残阳染血,大胤王朝的宫墙之下,箭雨穿透了齐旻的胸膛。他戴着那副陪伴半生的青铜面具,视线艰难地锁定在不远处的俞浅浅身上,眼底的偏执与狠戾尽数散去,只剩下化不开的温柔与不舍。

浅浅,若有来生……我不做皇子,我只做你一个人的齐旻。
微弱的声音消散在风中,面具滚落,露出那张曾被苦难损毁、却在看向她时满是柔情的脸,身躯轰然倒地。俞浅浅僵在原地,前世今生的画面在脑海中疯狂交织,她是从现代穿越而来的俞浅浅,本是意外落入这封建乱世,遇上了这个偏执疯批、却把唯一的温柔都给了她的男人。
他是东宫遗孤,自幼隐忍复仇,半生都在黑暗中挣扎,而她,是他黑暗里唯一的光。他曾囚她、缚她,用最笨拙的方式爱着她,可到最后,他为了护她,为了兑现给她安稳的承诺,战死在了这乱世沙场。
心口像是被生生剜去一块,剧痛袭来,俞浅浅眼前一黑,周遭的厮杀声、血腥味瞬间抽离,再睁眼时,刺眼的白光、熟悉的电脑屏幕、堆满文件的办公桌,将她狠狠拉回了现实。
她回来了,回到了自己原本的世界,那个没有权谋厮杀,没有青铜面具,也没有齐旻的现代社会。
再次成为现代社畜俞浅浅,日子过得机械又麻木。朝九晚五,挤地铁,改方案,应对甲方的无理要求,加班到深夜是常态。她褪去了在大胤王朝经营酒楼时的干练锋芒,也没了那时为了自由拼死抗争的勇气,只是芸芸众生里一个普通的打工人,穿着通勤装,踩着平底鞋,淹没在城市的人海中。
身边的朋友都说她变了,变得沉默寡言,总是对着窗外发呆,眼里藏着化不开的忧伤。只有俞浅浅自己知道,她的心,留在了那个有齐旻的乱世。
无数个深夜,她从梦中惊醒,梦里全是他戴着面具的模样,是他冷着脸却默默给她送暖炉的温柔,是他临死前那句饱含遗憾的告白。她试过忘记,试过全身心投入工作,可越是忙碌,那份思念就越是汹涌。她习惯了在泡咖啡时多冲一杯,习惯了在下雨时下意识回头,仿佛身后还会有那个身形挺拔的男人,默默为她撑伞。
她常常想,若是当初没有穿越,若是当初她能早点看懂他的深情,若是他没有死,他们会不会有不一样的结局。可世间从无如果,齐旻死了,永远留在了那个遥远的朝代,而她,终究只是个过客,回到了属于自己的轨道,日复一日,过着没有他的平淡日子,将那份刻骨铭心的爱,藏在心底最深处。
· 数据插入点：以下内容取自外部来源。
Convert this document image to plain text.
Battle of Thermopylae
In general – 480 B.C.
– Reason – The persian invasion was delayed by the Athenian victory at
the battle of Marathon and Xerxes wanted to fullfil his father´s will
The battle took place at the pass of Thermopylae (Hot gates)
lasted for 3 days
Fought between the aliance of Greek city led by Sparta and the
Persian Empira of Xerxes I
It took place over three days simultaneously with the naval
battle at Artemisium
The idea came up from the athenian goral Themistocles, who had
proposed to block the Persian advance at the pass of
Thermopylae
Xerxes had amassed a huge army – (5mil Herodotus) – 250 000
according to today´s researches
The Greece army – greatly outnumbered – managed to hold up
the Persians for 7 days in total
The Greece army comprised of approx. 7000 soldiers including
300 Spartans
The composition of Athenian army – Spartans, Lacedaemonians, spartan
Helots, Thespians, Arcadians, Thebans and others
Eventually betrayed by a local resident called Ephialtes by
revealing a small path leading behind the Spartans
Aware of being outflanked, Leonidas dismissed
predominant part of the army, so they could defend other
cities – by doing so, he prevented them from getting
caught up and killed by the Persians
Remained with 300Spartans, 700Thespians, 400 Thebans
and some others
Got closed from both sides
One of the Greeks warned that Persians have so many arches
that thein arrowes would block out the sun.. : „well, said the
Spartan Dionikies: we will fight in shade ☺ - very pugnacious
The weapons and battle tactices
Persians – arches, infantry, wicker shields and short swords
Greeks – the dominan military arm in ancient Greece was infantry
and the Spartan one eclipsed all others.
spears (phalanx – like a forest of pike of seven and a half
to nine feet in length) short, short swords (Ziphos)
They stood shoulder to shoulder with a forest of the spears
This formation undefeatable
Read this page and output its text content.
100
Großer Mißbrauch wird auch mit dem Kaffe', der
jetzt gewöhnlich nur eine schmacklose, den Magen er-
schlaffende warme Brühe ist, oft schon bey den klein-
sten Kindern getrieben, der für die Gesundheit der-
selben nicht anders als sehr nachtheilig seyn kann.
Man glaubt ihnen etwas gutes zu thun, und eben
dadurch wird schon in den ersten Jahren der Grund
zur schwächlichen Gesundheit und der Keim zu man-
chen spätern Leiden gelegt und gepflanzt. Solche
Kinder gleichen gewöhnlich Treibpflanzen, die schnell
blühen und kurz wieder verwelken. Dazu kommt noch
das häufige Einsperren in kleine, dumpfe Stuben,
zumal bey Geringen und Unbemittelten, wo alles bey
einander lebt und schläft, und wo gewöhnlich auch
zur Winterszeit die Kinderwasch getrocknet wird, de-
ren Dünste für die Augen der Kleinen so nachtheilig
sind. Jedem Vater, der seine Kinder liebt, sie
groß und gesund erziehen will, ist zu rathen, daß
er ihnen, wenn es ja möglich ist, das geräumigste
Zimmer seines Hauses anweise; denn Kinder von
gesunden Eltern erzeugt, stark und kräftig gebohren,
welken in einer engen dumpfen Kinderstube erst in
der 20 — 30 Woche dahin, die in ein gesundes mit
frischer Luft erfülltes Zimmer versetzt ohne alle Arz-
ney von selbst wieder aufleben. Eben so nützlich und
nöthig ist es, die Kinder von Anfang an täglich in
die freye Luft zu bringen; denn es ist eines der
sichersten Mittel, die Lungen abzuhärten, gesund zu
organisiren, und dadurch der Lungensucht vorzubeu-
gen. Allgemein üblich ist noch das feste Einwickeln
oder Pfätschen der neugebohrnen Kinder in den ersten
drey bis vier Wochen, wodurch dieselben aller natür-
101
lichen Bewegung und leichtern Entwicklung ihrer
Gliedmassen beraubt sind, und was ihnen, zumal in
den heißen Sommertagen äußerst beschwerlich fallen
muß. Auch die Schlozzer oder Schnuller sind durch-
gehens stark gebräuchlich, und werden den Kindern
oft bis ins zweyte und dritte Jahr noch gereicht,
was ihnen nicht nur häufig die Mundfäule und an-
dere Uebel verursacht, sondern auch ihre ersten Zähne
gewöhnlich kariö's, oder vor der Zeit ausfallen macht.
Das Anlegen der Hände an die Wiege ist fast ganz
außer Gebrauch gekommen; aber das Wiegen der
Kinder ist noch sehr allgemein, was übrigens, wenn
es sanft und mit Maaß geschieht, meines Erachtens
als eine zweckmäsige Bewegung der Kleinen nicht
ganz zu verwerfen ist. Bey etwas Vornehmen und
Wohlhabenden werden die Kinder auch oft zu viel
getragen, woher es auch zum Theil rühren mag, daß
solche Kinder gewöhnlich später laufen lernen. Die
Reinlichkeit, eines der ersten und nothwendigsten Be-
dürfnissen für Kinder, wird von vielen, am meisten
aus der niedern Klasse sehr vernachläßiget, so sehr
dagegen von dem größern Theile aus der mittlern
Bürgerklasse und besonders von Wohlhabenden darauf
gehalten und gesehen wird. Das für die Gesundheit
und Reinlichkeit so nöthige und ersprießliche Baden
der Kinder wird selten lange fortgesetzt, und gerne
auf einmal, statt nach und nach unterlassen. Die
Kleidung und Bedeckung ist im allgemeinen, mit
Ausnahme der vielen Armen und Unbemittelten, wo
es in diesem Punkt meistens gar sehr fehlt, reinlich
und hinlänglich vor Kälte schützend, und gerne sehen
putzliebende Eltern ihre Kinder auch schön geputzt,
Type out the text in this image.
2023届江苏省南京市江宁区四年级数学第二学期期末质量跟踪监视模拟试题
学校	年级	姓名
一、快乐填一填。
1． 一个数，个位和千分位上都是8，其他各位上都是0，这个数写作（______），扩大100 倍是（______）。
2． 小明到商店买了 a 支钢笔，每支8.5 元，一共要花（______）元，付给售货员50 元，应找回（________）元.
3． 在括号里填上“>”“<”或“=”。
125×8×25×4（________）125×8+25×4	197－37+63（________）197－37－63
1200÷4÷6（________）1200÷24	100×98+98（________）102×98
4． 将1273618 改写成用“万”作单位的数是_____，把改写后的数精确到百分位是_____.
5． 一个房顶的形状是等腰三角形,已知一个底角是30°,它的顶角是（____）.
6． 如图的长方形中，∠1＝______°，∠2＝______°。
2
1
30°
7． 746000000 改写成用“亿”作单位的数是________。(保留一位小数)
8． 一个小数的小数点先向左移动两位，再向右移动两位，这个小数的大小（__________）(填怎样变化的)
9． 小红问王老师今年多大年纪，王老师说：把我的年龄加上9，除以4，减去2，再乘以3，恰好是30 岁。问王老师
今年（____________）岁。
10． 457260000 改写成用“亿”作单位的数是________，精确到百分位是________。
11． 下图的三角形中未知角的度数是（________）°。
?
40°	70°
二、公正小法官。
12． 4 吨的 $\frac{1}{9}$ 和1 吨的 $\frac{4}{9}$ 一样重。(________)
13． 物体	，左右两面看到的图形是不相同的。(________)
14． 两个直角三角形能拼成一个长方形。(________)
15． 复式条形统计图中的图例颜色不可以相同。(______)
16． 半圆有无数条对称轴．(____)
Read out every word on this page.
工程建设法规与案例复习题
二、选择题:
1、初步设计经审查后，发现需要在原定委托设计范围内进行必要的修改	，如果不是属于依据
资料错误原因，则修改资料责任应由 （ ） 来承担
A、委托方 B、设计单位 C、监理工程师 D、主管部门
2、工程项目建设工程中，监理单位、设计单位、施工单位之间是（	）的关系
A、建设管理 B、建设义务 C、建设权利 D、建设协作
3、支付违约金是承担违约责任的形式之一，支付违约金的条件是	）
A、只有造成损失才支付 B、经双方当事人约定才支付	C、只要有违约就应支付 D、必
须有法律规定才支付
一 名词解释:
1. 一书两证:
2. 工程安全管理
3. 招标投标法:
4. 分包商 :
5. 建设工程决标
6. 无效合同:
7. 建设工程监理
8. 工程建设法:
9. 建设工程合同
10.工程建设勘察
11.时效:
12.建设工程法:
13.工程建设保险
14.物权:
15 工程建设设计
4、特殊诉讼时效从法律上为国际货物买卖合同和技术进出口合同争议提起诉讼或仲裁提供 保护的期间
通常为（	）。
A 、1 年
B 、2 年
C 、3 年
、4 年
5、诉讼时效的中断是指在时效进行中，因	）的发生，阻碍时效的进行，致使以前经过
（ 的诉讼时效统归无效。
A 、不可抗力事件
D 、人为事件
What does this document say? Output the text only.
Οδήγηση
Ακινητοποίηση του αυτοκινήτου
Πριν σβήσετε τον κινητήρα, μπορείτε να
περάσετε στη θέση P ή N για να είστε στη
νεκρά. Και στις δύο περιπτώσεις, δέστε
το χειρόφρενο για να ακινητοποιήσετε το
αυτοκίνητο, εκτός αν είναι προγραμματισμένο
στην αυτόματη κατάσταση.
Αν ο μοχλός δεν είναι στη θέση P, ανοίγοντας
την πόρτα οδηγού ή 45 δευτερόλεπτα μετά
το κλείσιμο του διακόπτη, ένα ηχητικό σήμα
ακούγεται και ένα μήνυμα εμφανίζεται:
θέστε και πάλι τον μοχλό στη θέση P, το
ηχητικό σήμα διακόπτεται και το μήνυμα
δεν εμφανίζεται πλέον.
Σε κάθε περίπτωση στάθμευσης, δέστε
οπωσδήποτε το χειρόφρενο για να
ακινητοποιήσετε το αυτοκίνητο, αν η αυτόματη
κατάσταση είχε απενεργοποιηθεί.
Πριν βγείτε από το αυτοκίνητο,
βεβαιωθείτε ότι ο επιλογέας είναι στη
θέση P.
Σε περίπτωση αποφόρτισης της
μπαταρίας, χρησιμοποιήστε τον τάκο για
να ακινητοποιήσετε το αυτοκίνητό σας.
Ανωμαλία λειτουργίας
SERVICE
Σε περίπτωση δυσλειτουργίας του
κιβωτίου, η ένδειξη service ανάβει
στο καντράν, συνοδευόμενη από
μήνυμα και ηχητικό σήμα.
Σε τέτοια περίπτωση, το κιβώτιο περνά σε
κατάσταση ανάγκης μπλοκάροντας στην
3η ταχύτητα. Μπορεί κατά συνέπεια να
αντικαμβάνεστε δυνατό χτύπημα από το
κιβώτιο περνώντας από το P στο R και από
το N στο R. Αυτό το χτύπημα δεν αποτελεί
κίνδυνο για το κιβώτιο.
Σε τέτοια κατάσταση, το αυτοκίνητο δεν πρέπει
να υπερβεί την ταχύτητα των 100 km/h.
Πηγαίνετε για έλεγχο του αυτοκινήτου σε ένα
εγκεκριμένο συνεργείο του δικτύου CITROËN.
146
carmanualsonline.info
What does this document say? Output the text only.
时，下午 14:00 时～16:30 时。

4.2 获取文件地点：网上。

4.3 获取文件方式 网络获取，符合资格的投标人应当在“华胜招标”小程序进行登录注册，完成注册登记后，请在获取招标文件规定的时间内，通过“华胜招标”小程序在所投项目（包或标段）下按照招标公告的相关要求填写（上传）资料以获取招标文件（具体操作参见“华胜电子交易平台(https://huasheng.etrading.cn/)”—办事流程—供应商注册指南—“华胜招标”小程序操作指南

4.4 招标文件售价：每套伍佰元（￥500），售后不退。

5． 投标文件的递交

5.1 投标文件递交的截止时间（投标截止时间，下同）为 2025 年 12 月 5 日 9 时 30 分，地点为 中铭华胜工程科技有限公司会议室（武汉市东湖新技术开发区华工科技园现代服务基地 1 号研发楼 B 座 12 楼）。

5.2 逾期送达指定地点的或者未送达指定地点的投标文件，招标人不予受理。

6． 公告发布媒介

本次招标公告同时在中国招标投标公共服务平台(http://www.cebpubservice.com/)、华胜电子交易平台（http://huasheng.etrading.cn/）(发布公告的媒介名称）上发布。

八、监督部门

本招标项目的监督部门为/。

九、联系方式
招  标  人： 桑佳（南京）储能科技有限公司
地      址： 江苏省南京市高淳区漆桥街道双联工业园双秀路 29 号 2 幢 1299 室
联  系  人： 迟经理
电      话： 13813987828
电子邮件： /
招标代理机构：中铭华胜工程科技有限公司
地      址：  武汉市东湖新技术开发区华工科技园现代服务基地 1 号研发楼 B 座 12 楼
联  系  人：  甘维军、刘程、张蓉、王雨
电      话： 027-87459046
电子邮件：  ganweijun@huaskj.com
这天,俞浅浅加班到凌晨,拖着疲惫的身躯走出写字楼,晚风微凉,街道上行人寥寥。路过街角的小巷时,一阵微弱的闷哼声传入耳中。
她本不想多管闲事,可那声音,莫名让她心头一颤。犹豫片刻,她还是举着手机走了进去,昏暗的灯光下,一个男人蜷缩在墙角,身着早已不合时宜的古装长袍,长发束起,面容清俊却带着几分苍白,周身满是茫然与无措,周身还带着未散的清冷贵气。
男人听到脚步声,猛地抬头,四目相对的瞬间,俞浅浅如遭雷击,僵在原地,血液仿佛瞬间凝固。
是他!竟然是他!
齐旻!
眼前的男人,没有戴青铜面具,眉眼清晰,正是她日思夜想、以为永远天人永隔的齐旻。他看着俞浅浅,眼底先是茫然,随即迸发出难以置信的狂喜,紧接着是浓浓的委屈与急切,他挣扎着想要起身,却因不适应这个陌生的世界,踉跄了一下。

浅浅………
一声呼唤,跨越了千年时光,穿过了生死阻隔,带着无尽的思念与执念,精准地击中了俞浅浅的心。
她不知道他是怎么来到这里的,只知道,她的齐旻,回来了。
齐旻是在意识消散的瞬间,被一股莫名的力量拉扯,再次睁眼,便到了这个光怪陆离、全然陌生的世界。没有宫墙,没有权谋,没有战马嘶鸣,只有飞驰的铁盒子,高耸入云的建筑,还有穿着怪异的行人。他惶恐,不安,满心都是找不到俞浅浅的恐慌,可冥冥之中,像是有一根线牵引着他,让他在这陌生的地方,精准地找到了她。